Monday, October 18, 2010

Reflections on a Play Therapy Conference

Each year I look forward, maybe even moreso than Christmas, to the Association for Play Therapy's annual conference, the world's largest gathering of play therapists. This time the conference was held in my home state of Kentucky. (Actually, it's a little like Christmas as you'll see in a later post.)

One of those people:
my friend Jennifer whom I
met in grad school
And each year when I return home I am quite emotional. Why? Because once a year I see people who have had such a tremendous influence on me professionally, but even more importantly, personally. I feel so grateful they are a part of my life's story, and I am sad that I don't get to spend time with them more often. I also feel such a sense of community knowing that I am with hundreds of people who value play and the needs of children. Anyone who's ever been on a true retreat experience knows how bittersweet its ending can be. You're on an emotional high of some sort but sad to see the process end.

On my last evening there, I ate dinner with 6 other play therapists. We were male and female, gay and straight, married and single, parents and non-parents, older and younger, academics and non-academics, well-known in the field of play therapy and not so well-known, and we come from a variety of theoretical orientations in our treatment of clients. Some of these beautiful people already knew me and some didn't. At the end of the meal (and I think one could only do this in a gathering of play therapists), one of them asked us to each share one thing we learned about someone at the table and one thing we learned at the conference. I just love stuff like that!

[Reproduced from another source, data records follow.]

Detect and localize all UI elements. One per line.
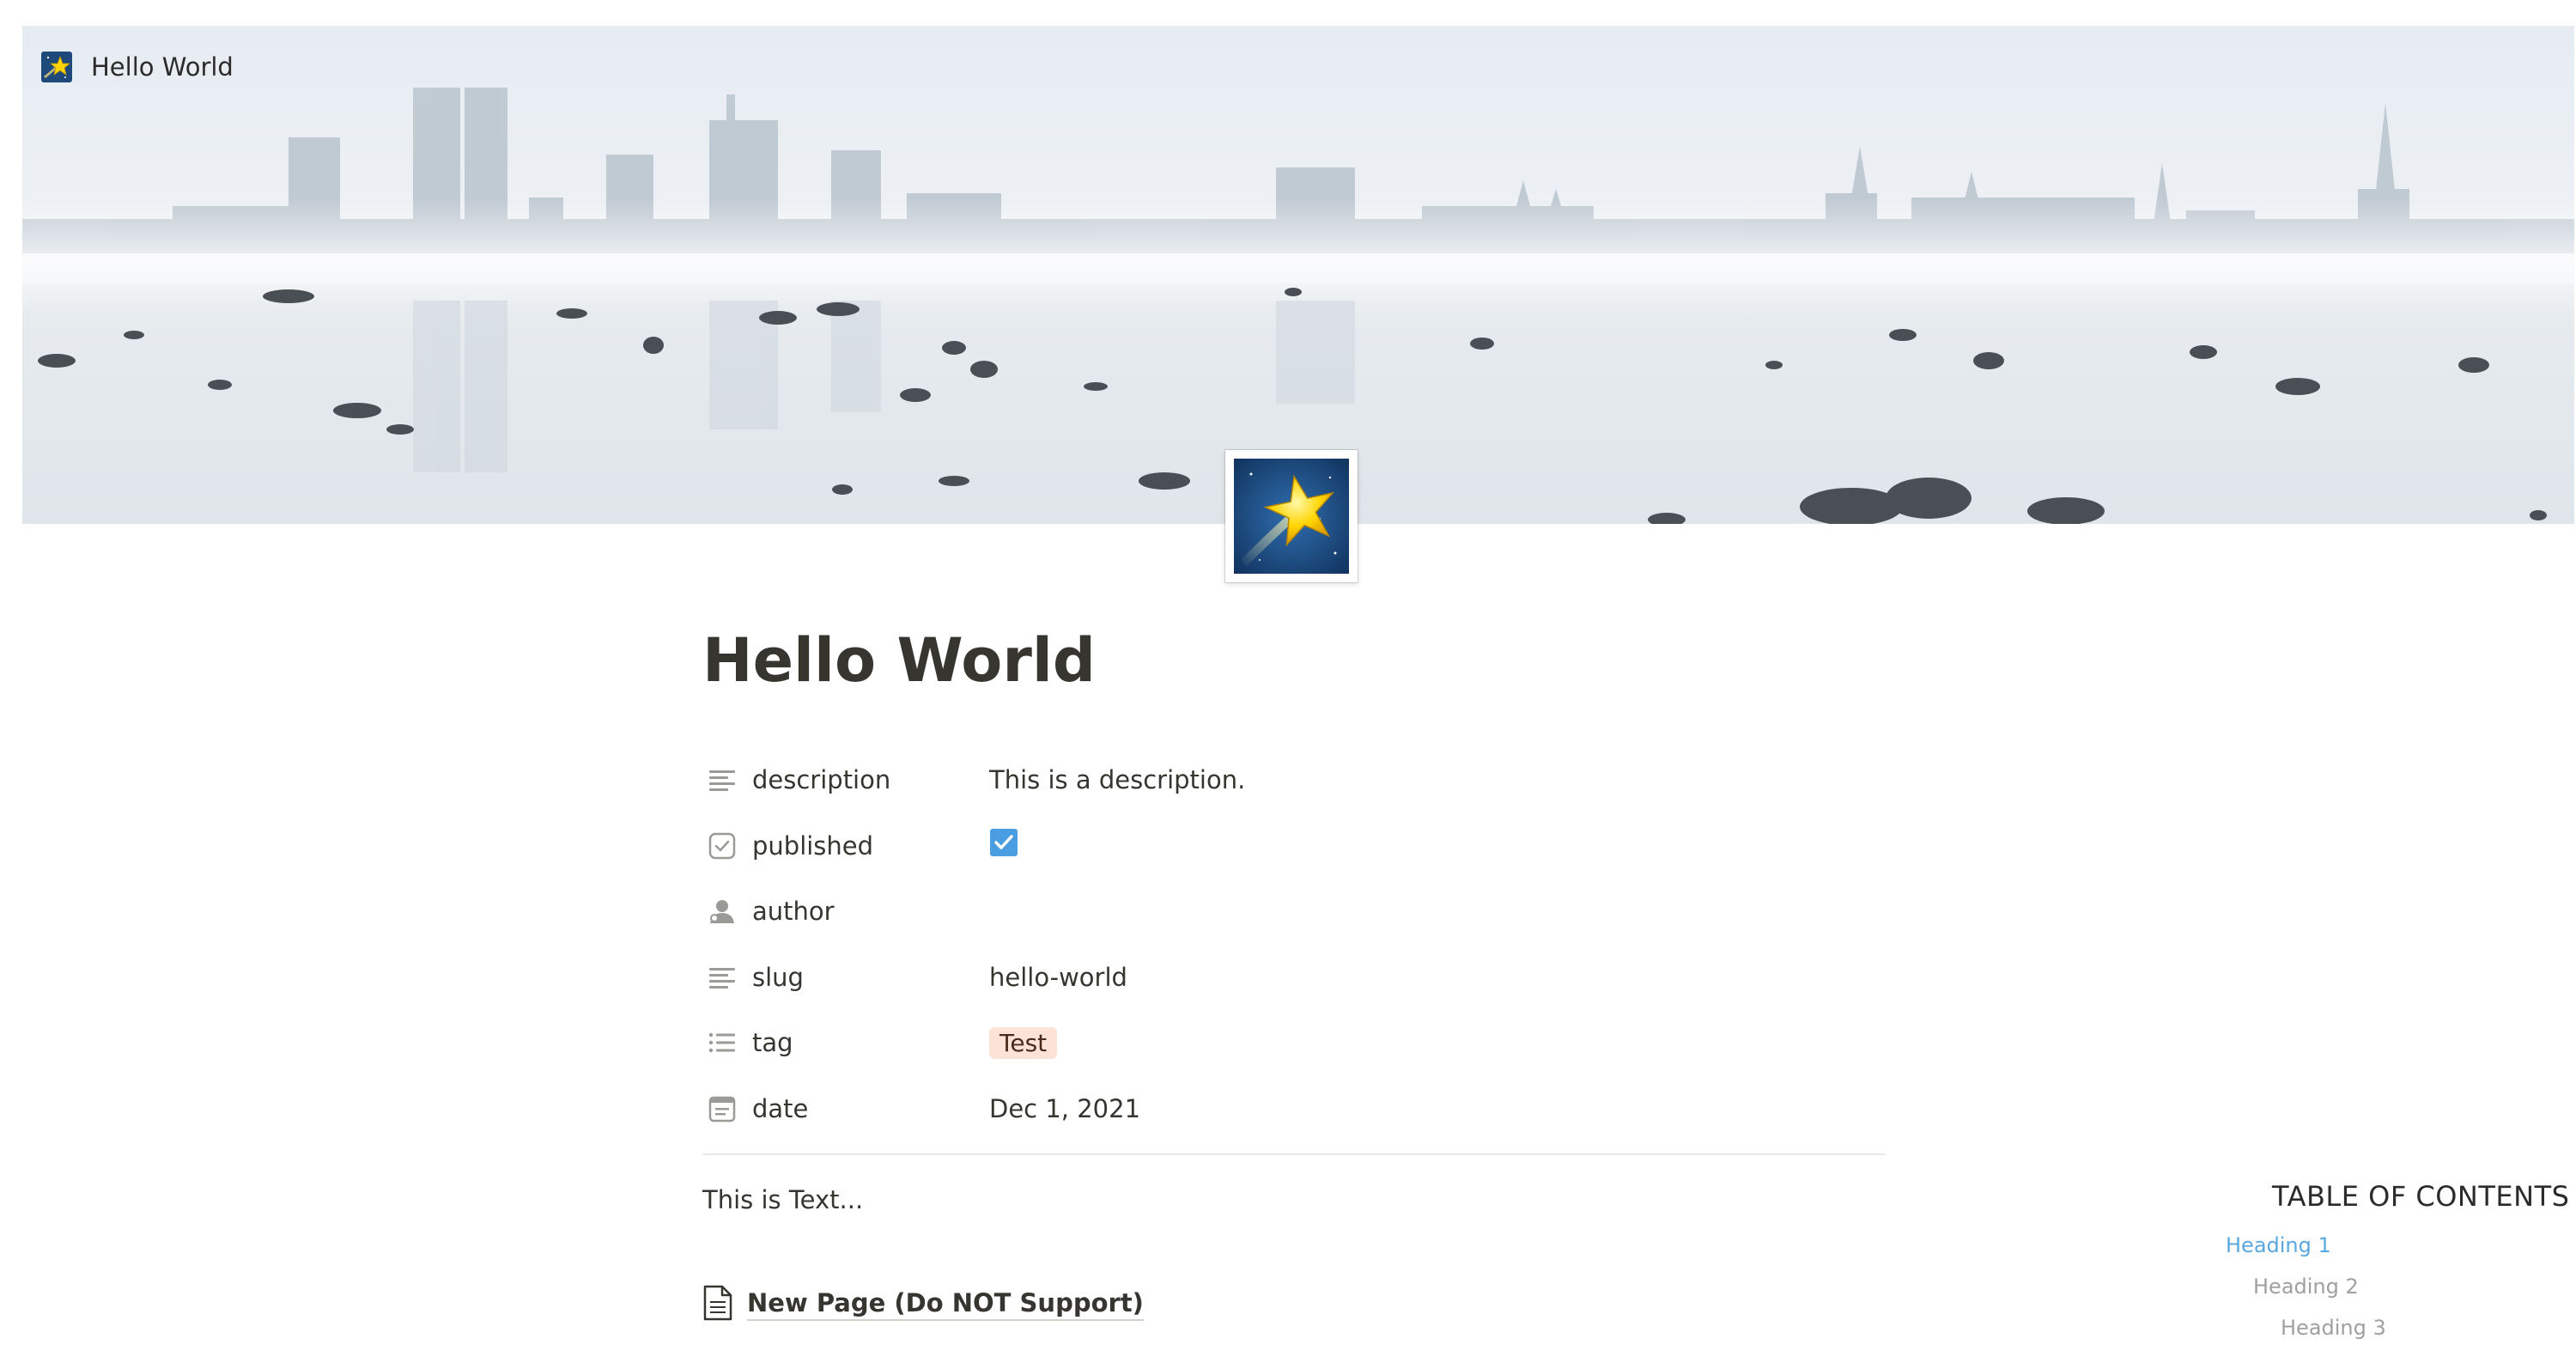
shooting-star-icon[interactable] bbox=[1225, 450, 1358, 582]
document-icon bbox=[702, 1285, 733, 1324]
subpage-link[interactable]: New Page (Do NOT Support) bbox=[702, 1285, 1144, 1324]
list-icon bbox=[706, 1026, 738, 1059]
property-row-description[interactable]: description This is a description. bbox=[702, 747, 1886, 813]
published-checkbox[interactable] bbox=[989, 828, 1018, 863]
property-value-description[interactable]: This is a description. bbox=[989, 765, 1245, 794]
subpage-label[interactable]: New Page (Do NOT Support) bbox=[747, 1288, 1144, 1321]
property-label: date bbox=[752, 1093, 809, 1123]
toc-item-heading-3[interactable]: Heading 3 bbox=[2281, 1316, 2386, 1340]
property-row-date[interactable]: date Dec 1, 2021 bbox=[702, 1076, 1886, 1142]
property-value-date[interactable]: Dec 1, 2021 bbox=[989, 1094, 1140, 1123]
person-icon bbox=[706, 895, 738, 928]
property-label: tag bbox=[752, 1028, 793, 1058]
property-name-slug[interactable]: slug bbox=[702, 961, 989, 994]
breadcrumb-title[interactable]: Hello World bbox=[91, 52, 234, 82]
properties-divider bbox=[702, 1153, 1886, 1155]
text-lines-icon bbox=[706, 764, 738, 796]
calendar-icon bbox=[706, 1092, 738, 1125]
toc-title: TABLE OF CONTENTS bbox=[2272, 1180, 2570, 1213]
property-name-date[interactable]: date bbox=[702, 1092, 989, 1125]
property-name-author[interactable]: author bbox=[702, 895, 989, 928]
toc-item-heading-2[interactable]: Heading 2 bbox=[2253, 1275, 2359, 1299]
property-value-tag[interactable]: Test bbox=[989, 1026, 1058, 1059]
property-row-author[interactable]: author bbox=[702, 879, 1886, 945]
toc-item-heading-1[interactable]: Heading 1 bbox=[2226, 1233, 2331, 1257]
text-lines-icon bbox=[706, 961, 738, 994]
page-root: Hello World Hello World description This… bbox=[0, 0, 2576, 1369]
property-name-tag[interactable]: tag bbox=[702, 1026, 989, 1059]
property-value-slug[interactable]: hello-world bbox=[989, 963, 1127, 992]
property-row-published[interactable]: published bbox=[702, 813, 1886, 879]
checked-checkbox-icon bbox=[990, 829, 1018, 857]
property-label: published bbox=[752, 831, 874, 861]
property-row-tag[interactable]: tag Test bbox=[702, 1010, 1886, 1076]
property-name-description[interactable]: description bbox=[702, 764, 989, 796]
property-label: description bbox=[752, 765, 891, 795]
text-block[interactable]: This is Text... bbox=[702, 1185, 863, 1214]
property-name-published[interactable]: published bbox=[702, 830, 989, 862]
cover-image[interactable] bbox=[22, 26, 2574, 524]
properties-table: description This is a description. publi… bbox=[702, 747, 1886, 1141]
property-label: slug bbox=[752, 962, 804, 992]
tag-pill[interactable]: Test bbox=[989, 1026, 1058, 1059]
property-row-slug[interactable]: slug hello-world bbox=[702, 945, 1886, 1011]
checkbox-icon bbox=[706, 830, 738, 862]
page-title[interactable]: Hello World bbox=[702, 625, 1096, 696]
cover-skyline-art bbox=[22, 88, 2574, 524]
star-emoji-icon bbox=[41, 52, 72, 82]
property-label: author bbox=[752, 897, 835, 927]
breadcrumb[interactable]: Hello World bbox=[41, 45, 234, 89]
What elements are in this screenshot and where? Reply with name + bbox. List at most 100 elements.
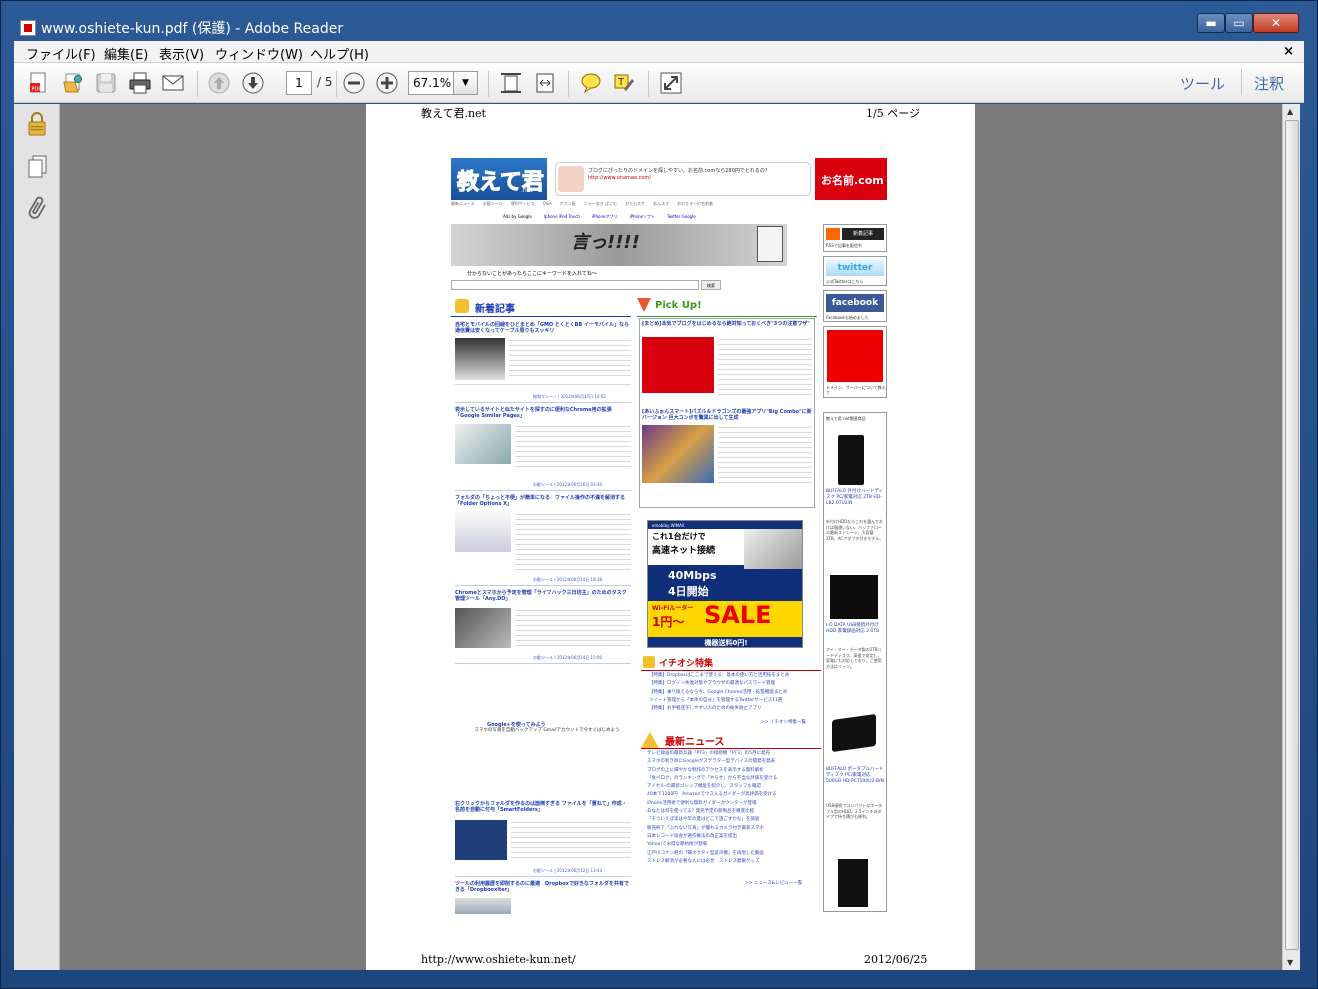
minimize-button[interactable]: ▬ [1197, 13, 1225, 33]
twitter-box[interactable]: twitter 公式Twitterはこちら [823, 256, 887, 286]
pickup-title[interactable]: [あいふぉんスマート]パズル＆ドラゴンズの最強アプリ"Big Combo"に新バ… [642, 409, 812, 421]
menu-view[interactable]: 表示(V) [159, 44, 204, 63]
product-name[interactable]: BUFFALO 外付けハードディスク PC/家電対応 2TB HD-LB2.0T… [826, 489, 884, 507]
article-thumbnail[interactable] [455, 512, 511, 552]
facebook-box[interactable]: facebook Facebookも始めました [823, 290, 887, 322]
wimax-ad[interactable]: emobiby WiMAX これ1台だけで 高速ネット接続 40Mbps 4日開… [647, 520, 803, 648]
product-image[interactable] [838, 859, 868, 907]
product-image[interactable] [838, 435, 864, 485]
article-thumbnail[interactable] [455, 338, 505, 380]
onamae-banner[interactable]: お名前.com [815, 158, 887, 200]
page-footer-url[interactable]: http://www.oshiete-kun.net/ [421, 953, 576, 966]
pickup-title[interactable]: [まとめ]本気でブログをはじめるなら絶対知っておくべき"3つの注意ワザ" [642, 321, 812, 327]
comment-pane-button[interactable]: 注釈 [1254, 73, 1284, 94]
article-title[interactable]: 右クリックからフォルダを作るのは面倒すぎる ファイルを「重ねて」作成・名前を自動… [455, 801, 631, 813]
print-icon[interactable] [128, 71, 152, 95]
pickup-excerpt [718, 337, 812, 399]
sticky-note-icon[interactable] [579, 71, 603, 95]
google-plus-text: スマホの写真を自動バックアップ Gmailアカウントで今すぐはじめよう [474, 728, 620, 733]
vertical-scrollbar[interactable]: ▲ ▼ [1282, 104, 1300, 970]
article-date: 総和マシーン | 2012年06月17日 14:02 [533, 394, 606, 399]
fit-width-icon[interactable] [533, 71, 557, 95]
pickup-image[interactable] [642, 425, 714, 483]
product-desc: アイ・オー・データ製の2TBハードディスク。高速で安定し、家電にも対応しており、… [826, 647, 882, 669]
page-number-input[interactable]: 1 [286, 71, 312, 95]
article-title[interactable]: ツールの利用履歴を即削するのに最適 Dropboxで好きなフォルダを共有できる「… [455, 881, 631, 893]
news-list[interactable]: テレビ録画の最新兵器「PT3」の接続機「PT3」の5月に発売 スマホの利き目にGo… [647, 750, 777, 866]
close-document-button[interactable]: × [1283, 44, 1294, 59]
header-ad[interactable]: ブログにぴったりのドメインを探しやすい。お名前.comなら280円でとれるの? … [555, 162, 811, 196]
new-articles-badge-icon [455, 299, 469, 313]
highlight-text-icon[interactable]: T [612, 71, 636, 95]
save-icon[interactable] [94, 71, 118, 95]
app-window: www.oshiete-kun.pdf (保護) - Adobe Reader … [0, 0, 1318, 989]
news-badge-icon [641, 732, 659, 748]
new-articles-heading: 新着記事 [475, 304, 515, 315]
site-search-button[interactable]: 検索 [701, 280, 721, 290]
news-more-link[interactable]: >> ニュース&レビュー一覧 [745, 880, 802, 886]
article-excerpt [515, 608, 631, 648]
feature-more-link[interactable]: >> イチオシ特集一覧 [761, 719, 806, 725]
article-title[interactable]: Chromeとスマホから予定を管理「ライフハック三日坊主」のためのタスク管理ツー… [455, 590, 631, 602]
google-plus-link[interactable]: Google+を使ってみよう [487, 721, 546, 728]
previous-page-icon[interactable] [207, 71, 231, 95]
scroll-down-icon[interactable]: ▼ [1287, 958, 1293, 967]
page-thumbnails-icon[interactable] [27, 154, 49, 178]
site-nav[interactable]: 最新ニュース お勧ツール 便利サービス Q&A ボカン板 ニャーおき ぱこむ お… [451, 201, 713, 207]
open-file-icon[interactable] [61, 71, 85, 95]
zoom-out-icon[interactable] [342, 71, 366, 95]
products-box: 教えて君.net関連商品 BUFFALO 外付けハードディスク PC/家電対応 … [823, 412, 887, 912]
page-total: / 5 [317, 75, 333, 89]
feature-list[interactable]: 【特集】Dropboxはここまで使える：基本の使い方と活用技をまとめ 【特集】ログ… [649, 672, 789, 713]
product-name[interactable]: BUFFALO ポータブルハードディスク PC/家電対応 500GB HD-PC… [826, 767, 884, 785]
fit-page-icon[interactable] [499, 71, 523, 95]
navigation-pane [14, 104, 60, 970]
pickup-box: [まとめ]本気でブログをはじめるなら絶対知っておくべき"3つの注意ワザ" [あい… [639, 318, 815, 508]
article-thumbnail[interactable] [455, 424, 511, 464]
zoom-dropdown-chevron-icon[interactable]: ▼ [454, 71, 478, 95]
scroll-up-icon[interactable]: ▲ [1287, 107, 1293, 116]
menu-file[interactable]: ファイル(F) [26, 44, 96, 63]
site-search-input[interactable] [451, 280, 699, 290]
article-title[interactable]: フォルダの「ちょっと不便」が簡単になる ファイル操作の不満を解消する「Folde… [455, 495, 631, 507]
toolbar-separator [1241, 69, 1242, 95]
page-header-number: 1/5 ページ [866, 107, 920, 120]
search-banner: 言っ!!!! [451, 224, 787, 266]
email-icon[interactable] [161, 71, 185, 95]
document-view[interactable]: 教えて君.net 1/5 ページ http://www.oshiete-kun.… [60, 104, 1282, 970]
lock-icon[interactable] [27, 112, 47, 136]
product-name[interactable]: I-O DATA USB接続外付けHDD 家電録画対応 2.0TB [826, 623, 884, 635]
ad-links[interactable]: Ads by Google Iphone iPod Touch iPhoneアプ… [503, 214, 696, 220]
maximize-button[interactable]: ▭ [1225, 13, 1253, 33]
zoom-level-input[interactable]: 67.1% [408, 71, 454, 95]
title-bar[interactable]: www.oshiete-kun.pdf (保護) - Adobe Reader … [1, 1, 1317, 39]
close-window-button[interactable]: ✕ [1253, 13, 1299, 33]
full-screen-icon[interactable] [659, 71, 683, 95]
article-title[interactable]: 表示しているサイトと似たサイトを探すのに便利なChrome用の拡張「Google… [455, 407, 631, 419]
product-desc: 外付けHDDならこれを選んでおけば間違いない。バッファローの最新ストレージ、大容… [826, 519, 884, 541]
menu-edit[interactable]: 編集(E) [104, 44, 148, 63]
article-thumbnail[interactable] [455, 898, 511, 914]
menu-help[interactable]: ヘルプ(H) [310, 44, 369, 63]
next-page-icon[interactable] [241, 71, 265, 95]
menu-window[interactable]: ウィンドウ(W) [215, 44, 303, 63]
zoom-in-icon[interactable] [375, 71, 399, 95]
article-date: お勧ツール | 2012年06月14日 18:38 [533, 577, 603, 582]
rss-box[interactable]: 新着記事 RSSで記事を配信中 [823, 224, 887, 252]
article-excerpt [511, 820, 631, 862]
pickup-image[interactable] [642, 337, 714, 393]
create-pdf-icon[interactable]: PDF [27, 71, 51, 95]
scrollbar-thumb[interactable] [1285, 120, 1299, 950]
product-image[interactable] [830, 575, 878, 619]
svg-text:PDF: PDF [32, 87, 42, 93]
ad-url[interactable]: http://www.onamae.com/ [588, 175, 651, 181]
attachments-paperclip-icon[interactable] [28, 196, 48, 222]
domain-box[interactable]: ドメイン、サーバーについて教えて [823, 326, 887, 398]
tools-pane-button[interactable]: ツール [1180, 73, 1225, 94]
article-thumbnail[interactable] [455, 820, 507, 860]
article-title[interactable]: 自宅とモバイルの回線をひとまとめ「GMO とくとくBB イーモバイル」なら通信費… [455, 322, 631, 334]
article-thumbnail[interactable] [455, 608, 511, 648]
article-excerpt [515, 512, 631, 572]
feature-heading: イチオシ特集 [659, 659, 714, 669]
product-image[interactable] [832, 713, 876, 753]
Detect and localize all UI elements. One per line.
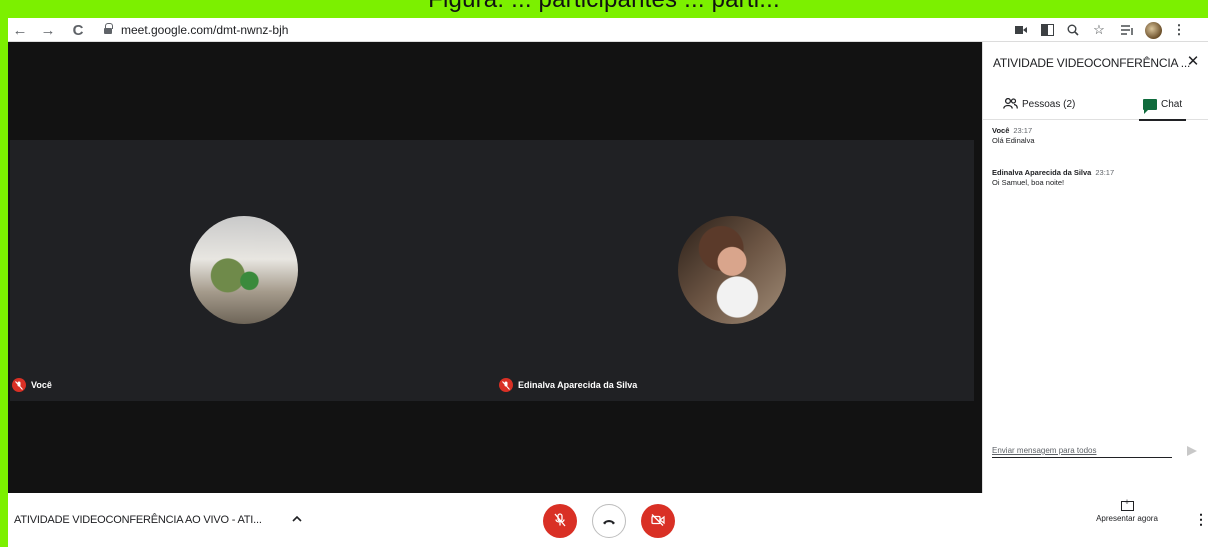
- present-screen-icon: [1120, 497, 1134, 511]
- tab-chat[interactable]: Chat: [1138, 88, 1187, 121]
- forward-arrow-icon[interactable]: →: [38, 20, 58, 40]
- reading-list-icon[interactable]: [1118, 21, 1136, 39]
- participant-avatar: [678, 216, 786, 324]
- leave-call-button[interactable]: [592, 504, 626, 538]
- participant-avatar: [190, 216, 298, 324]
- participant-name: Edinalva Aparecida da Silva: [518, 380, 638, 390]
- panel-tabs: Pessoas (2) Chat: [983, 88, 1208, 121]
- chat-message: Você 23:17 Olá Edinalva: [992, 126, 1035, 146]
- chat-message: Edinalva Aparecida da Silva 23:17 Oi Samu…: [992, 168, 1114, 188]
- panel-title: ATIVIDADE VIDEOCONFERÊNCIA ...: [993, 56, 1191, 70]
- message-sender: Edinalva Aparecida da Silva: [992, 168, 1092, 177]
- address-bar[interactable]: meet.google.com/dmt-nwnz-bjh: [104, 21, 288, 39]
- camera-icon[interactable]: [1012, 21, 1030, 39]
- mic-off-icon: [12, 378, 26, 392]
- message-time: 23:17: [1095, 168, 1115, 177]
- tab-chat-label: Chat: [1161, 98, 1183, 110]
- bookmark-star-icon[interactable]: ☆: [1090, 21, 1108, 39]
- camera-off-icon: [651, 513, 665, 529]
- tab-people[interactable]: Pessoas (2): [1003, 88, 1075, 120]
- tab-people-label: Pessoas (2): [1022, 98, 1076, 110]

I shared about a supervision workshop I attended wherein one of the activities was to choose a stone to symbolize a relationship we have had with a supervisor and then share in a small group an important quality that supervisor had. Immediately, I thought of a supervisor who gave me the freedom to be ME during I time when I was trying to fit within a box that I thought others expected me to fit in. This freedom and acceptance of the imperfect me allowed me to take risks, and thus grow/change as a play therapist and as a person. And this freedom and acceptance has a calming nature to it such as the blue color of my stone.

A personal struggle throughout my life is my tendency to be shy and introverted. Most of the time this is no longer a problem for me. But I am aware when I am at a large gathering such as this one where there are play therapists who have more experience/publications/presentations/
money/etc. than me, I find I may start to compare myself to these people. Then the shy, little Jodi comes out and I feel less than. So I push through it because I remind myself--how can I compare myself with all these various people when the stories of our lives have taken such different paths? I also remind myself that I AM ENOUGH.  I force myself to sit next to someone more well-known in the field or volunteer a comment or question in a workshop discussion. I don't have to do this, but I've learned that in doing so, I might learn something new from that well-known person or experience him or her in a new way. By commenting, others may learn from me or be appreciative that I asked the question they were afraid to ask.

So there are other reasons I am emotional at the end of the conference and feel wiped out. All that reflecting and pushing through means I need a day or two to rest, play, and decompress as you'll see in my next post.

1 comment:

  1. OH, a delight to read you. I find so much in common. (I jumped over from your shuttersisters post on "vulnerable.") I, too, am a counselor (elementary school) and love the vehicle of art therapy. I've been to two national playtherapy conferences - - - LOVED. loved. getting to go! Loved your post on Nov 13 here on your blog. Me, too. . . feeling the urge to create more expression through art. I am also reading Patti Digh's VERB book. A friend is coming over tomorrow to help me set up my first blog. fun! AND it stirs up lots of vulnerable questions for me of how much to share. Hm-m-m, I wonder what I will decide.